3. Käufe anderer Personen mit Zugriff aufs PayPal-Konto
Familienmitglieder, die das gemeinsame PayPal-Konto nutzen, oder ein vergessenes Gastkonto sind eine häufige Erklärung für scheinbar „fremde“ Beträge.
Checkliste: So finden Sie die Zahlung
Bevor Sie die Lastschrift zurückgeben (was zu einem negativen PayPal-Saldo und im Zweifel zur Kontosperrung führen kann), prüfen Sie die Ursache:
- PayPal-Aktivitäten öffnen: Loggen Sie sich bei PayPal ein und vergleichen Sie unter „Aktivitäten“ Betrag und Datum mit dem Kontoauszug. Dort steht auch der Händlername.

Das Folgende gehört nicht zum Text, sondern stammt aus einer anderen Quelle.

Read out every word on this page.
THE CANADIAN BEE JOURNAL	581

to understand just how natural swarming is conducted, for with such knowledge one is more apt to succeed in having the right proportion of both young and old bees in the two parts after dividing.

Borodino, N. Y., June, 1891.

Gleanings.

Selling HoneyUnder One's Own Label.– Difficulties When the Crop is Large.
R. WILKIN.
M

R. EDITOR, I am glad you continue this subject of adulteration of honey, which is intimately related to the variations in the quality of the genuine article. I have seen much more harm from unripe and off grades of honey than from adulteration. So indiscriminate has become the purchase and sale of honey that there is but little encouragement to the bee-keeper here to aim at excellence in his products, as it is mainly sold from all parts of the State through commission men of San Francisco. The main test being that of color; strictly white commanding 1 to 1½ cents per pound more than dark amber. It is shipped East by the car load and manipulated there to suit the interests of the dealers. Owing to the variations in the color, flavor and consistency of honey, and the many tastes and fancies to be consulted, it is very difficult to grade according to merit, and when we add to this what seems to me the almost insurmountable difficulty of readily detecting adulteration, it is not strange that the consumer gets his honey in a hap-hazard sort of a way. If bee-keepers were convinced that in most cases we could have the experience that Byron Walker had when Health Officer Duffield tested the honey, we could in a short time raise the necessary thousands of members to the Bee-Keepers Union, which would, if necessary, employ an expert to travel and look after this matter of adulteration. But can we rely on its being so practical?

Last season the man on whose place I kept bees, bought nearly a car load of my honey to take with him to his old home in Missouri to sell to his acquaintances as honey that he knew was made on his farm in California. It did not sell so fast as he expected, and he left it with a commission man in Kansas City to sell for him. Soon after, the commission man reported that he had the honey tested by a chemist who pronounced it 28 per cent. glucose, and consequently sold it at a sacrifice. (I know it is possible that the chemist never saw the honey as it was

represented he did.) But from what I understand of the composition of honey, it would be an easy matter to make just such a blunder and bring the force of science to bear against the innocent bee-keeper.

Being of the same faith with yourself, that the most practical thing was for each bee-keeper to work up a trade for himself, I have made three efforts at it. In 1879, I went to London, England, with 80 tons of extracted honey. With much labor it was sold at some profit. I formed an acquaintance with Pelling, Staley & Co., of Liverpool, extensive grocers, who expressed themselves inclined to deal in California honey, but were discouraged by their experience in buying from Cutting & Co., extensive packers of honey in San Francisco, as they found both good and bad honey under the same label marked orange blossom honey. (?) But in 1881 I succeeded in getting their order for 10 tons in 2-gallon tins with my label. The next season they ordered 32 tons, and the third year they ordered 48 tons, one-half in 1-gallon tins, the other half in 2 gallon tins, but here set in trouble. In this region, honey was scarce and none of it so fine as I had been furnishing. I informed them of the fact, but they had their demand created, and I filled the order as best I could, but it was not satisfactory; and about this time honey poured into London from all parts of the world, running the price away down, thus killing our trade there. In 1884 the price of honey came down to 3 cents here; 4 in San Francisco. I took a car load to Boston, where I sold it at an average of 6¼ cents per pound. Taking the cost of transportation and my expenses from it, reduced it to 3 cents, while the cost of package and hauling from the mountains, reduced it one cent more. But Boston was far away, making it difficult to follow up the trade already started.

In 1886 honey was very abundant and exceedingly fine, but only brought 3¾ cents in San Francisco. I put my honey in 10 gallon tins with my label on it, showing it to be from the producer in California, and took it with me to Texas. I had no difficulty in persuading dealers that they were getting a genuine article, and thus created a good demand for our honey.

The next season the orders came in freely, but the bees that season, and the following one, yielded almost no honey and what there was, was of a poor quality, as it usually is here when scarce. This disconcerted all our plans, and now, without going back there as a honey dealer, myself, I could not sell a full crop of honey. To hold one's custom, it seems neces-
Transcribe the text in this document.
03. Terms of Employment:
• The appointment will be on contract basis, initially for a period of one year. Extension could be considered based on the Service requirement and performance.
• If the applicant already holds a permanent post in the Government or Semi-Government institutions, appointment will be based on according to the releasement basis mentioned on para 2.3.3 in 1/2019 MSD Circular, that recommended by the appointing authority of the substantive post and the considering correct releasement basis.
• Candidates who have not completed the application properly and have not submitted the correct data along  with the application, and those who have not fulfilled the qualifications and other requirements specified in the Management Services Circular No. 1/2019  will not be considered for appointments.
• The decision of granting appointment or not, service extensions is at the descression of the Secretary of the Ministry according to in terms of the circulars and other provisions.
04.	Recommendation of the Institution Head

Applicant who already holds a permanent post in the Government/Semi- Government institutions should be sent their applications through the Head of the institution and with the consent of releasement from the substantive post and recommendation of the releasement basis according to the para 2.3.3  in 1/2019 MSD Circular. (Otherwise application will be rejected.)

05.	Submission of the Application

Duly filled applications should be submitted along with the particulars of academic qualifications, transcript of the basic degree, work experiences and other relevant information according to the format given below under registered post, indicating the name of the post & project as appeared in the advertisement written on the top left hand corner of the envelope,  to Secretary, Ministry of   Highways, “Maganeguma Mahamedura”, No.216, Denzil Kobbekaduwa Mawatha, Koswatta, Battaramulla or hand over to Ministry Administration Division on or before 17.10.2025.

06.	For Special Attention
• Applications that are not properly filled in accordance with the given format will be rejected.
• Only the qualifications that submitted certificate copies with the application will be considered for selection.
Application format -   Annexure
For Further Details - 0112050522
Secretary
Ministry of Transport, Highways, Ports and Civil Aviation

- Zahlungsvereinbarungen prüfen: Unter „Einstellungen → Zahlungen → Automatische Zahlungen“ sehen Sie alle aktiven Abos und können sie direkt kündigen.
- Nichts gefunden? Dann den Betrag über das PayPal-Käuferschutz-/Konfliktcenter melden und bei unautorisierten Abbuchungen zusätzlich die Bank informieren. Bei einer autorisierten SEPA-Lastschrift können Sie ohne Angabe von Gründen innerhalb von 8 Wochen widersprechen (§ 675x BGB), bei nicht autorisierten Abbuchungen bis zu 13 Monate (§ 676b BGB).
Fazit
Die kryptische Nummer LU89 7510 0013 5104 200E ist der digitale Fingerabdruck von PayPal Europe. Es handelt sich nicht um eine dubiose Auslandsfirma, sondern um den normalen Lastschrifteinzug Ihrer PayPal-Zahlungen über die Europazentrale in Luxemburg. Die Zuordnung gelingt immer über die PayPal-Aktivitäten – nicht über den Kontoauszug allein. Nur wenn dort keine passende Zahlung auftaucht, besteht Handlungsbedarf: automatische Zahlungen prüfen, PayPal-Konfliktcenter einschalten und die Lastschrift-Widerspruchsfristen (8 Wochen bzw. 13 Monate) nutzen.